Do not stage unrelated old artifact directories. Check git status --short before committing.

Open the PR with a short plain-text body. If the run came from a Marin issue, reference it with Part of marin-community/marin#NNNN. Add the agent-generated label for agent-authored PRs.

gh pr create \
  --title "Refresh perplexity gap dashboard with <run>" \
  --body "$(cat <<'EOF'
Refresh the 32B perplexity-gap dashboard with <run>. Adds the copied report artifact and focused heatmaps for the new slices.

Part of marin-community/marin#NNNN
EOF
)" \
  --label agent-generated

After pushing, check the PR and CI:

gh pr view --json url,statusCheckRollup

If the local Ruby/Bundler stack cannot build the Jekyll site, say that in the PR comment and include the static JSON validation you did run.

11. Keep the Marin registration PR separate when possible

The Marin repo change and the website dashboard refresh usually belong in separate PRs:

  • Marin PR: provider code, ETL, tests, experiment branch, and issue comments.
  • Website PR: copied report artifacts, data.json, dashboard code changes, and heatmaps.

This keeps dataset generation and result publication reviewable independently. For synthetic or archival datasets that should not enter the regular eval suite, keep their generation code on a long-lived research branch and link it from the relevant issue. Only add them to the model-perplexity gap suite dashboard when they are useful for diagnosis.

Common failure modes

  • Mutable HF sources: The committed HfDatasetSpec does not carry a revision.

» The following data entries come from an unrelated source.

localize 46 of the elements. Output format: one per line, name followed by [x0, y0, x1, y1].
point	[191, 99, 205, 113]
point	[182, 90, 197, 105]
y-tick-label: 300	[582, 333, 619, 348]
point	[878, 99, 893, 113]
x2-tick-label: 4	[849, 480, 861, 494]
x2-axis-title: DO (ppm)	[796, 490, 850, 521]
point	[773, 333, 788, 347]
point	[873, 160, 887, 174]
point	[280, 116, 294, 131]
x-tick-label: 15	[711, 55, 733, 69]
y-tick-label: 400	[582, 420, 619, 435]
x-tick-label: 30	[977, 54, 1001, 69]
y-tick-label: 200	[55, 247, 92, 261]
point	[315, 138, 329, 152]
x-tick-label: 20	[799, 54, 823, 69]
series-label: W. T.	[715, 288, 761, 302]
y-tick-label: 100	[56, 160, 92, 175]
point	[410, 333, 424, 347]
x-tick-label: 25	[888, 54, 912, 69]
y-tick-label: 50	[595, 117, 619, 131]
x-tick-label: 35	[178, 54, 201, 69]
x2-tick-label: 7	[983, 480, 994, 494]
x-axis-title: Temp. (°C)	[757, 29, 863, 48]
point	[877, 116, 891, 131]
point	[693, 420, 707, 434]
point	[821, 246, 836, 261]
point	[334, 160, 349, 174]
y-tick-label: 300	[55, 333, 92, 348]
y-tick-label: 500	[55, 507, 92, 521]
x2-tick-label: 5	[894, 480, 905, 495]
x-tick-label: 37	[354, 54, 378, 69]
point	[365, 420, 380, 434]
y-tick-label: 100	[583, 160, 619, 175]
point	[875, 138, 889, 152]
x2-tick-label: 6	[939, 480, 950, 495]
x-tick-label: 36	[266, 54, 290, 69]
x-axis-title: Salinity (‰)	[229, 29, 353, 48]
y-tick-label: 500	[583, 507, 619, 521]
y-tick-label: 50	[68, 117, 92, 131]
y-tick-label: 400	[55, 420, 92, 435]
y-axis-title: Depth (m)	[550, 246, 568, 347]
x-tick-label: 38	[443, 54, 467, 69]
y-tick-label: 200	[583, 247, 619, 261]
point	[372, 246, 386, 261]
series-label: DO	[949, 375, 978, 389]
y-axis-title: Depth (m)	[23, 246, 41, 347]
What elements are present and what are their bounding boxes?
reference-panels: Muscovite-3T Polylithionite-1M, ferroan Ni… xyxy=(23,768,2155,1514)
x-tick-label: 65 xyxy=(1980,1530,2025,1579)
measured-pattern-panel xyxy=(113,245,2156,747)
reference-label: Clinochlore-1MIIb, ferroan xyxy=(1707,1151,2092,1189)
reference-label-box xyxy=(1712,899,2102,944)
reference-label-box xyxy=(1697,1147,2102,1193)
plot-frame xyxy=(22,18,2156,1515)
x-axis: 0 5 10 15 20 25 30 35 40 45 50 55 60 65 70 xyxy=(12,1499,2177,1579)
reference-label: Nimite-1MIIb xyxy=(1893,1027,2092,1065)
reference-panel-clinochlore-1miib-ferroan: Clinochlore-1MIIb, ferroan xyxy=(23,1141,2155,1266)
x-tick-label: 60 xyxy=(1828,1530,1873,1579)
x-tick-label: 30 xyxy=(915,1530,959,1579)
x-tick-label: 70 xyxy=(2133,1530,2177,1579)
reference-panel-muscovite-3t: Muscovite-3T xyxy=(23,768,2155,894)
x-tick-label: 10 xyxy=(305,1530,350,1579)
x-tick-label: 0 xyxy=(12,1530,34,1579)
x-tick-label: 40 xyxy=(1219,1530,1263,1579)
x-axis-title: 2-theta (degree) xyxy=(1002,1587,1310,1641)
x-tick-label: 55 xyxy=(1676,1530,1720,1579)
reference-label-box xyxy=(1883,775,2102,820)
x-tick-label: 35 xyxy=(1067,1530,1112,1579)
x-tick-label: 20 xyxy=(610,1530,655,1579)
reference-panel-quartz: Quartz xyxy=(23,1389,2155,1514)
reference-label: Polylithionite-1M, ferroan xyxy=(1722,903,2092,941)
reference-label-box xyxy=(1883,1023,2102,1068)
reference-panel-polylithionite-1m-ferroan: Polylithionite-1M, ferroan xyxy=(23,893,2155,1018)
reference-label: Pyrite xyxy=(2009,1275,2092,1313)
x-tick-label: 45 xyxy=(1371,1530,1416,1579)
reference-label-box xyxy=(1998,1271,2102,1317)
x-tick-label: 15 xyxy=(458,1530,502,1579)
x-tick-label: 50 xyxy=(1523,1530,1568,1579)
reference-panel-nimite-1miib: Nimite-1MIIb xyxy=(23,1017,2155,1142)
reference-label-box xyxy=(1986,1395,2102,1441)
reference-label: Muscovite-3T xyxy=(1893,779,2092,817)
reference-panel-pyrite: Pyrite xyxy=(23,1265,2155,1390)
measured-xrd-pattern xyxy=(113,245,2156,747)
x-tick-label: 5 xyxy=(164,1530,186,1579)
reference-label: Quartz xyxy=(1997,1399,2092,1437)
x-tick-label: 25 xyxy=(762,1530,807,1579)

If the exact snapshot matters, materialize to a versioned GCS path or add revision support before using the source in a long-lived comparison.
  • Target leakage in target-only rows: The final prompt should end immediately before the target. The target bytes should live in the target field, not be duplicated in input.
  • Chat-framed rows: Base models can be highly sensitive to User: / Assistant: style framing. Prefer neutral base-model formats such as newline, =>, or = unless the task is explicitly chat-formatted.
  • Oversized local artifacts: Copy only summary.json, report.md, and worst_documents.jsonl into the website. Keep score parquet files in GCS.
  • Report OOM: Reuse completed score artifacts and retry only the report step. Do not spend TPU time rescoring unless the score artifacts are wrong.
  • Contamination: Code and web slices can contain examples that a model saw during training. Treat row-level surprises as hypotheses, then inspect provenance before using them as clean capability evidence.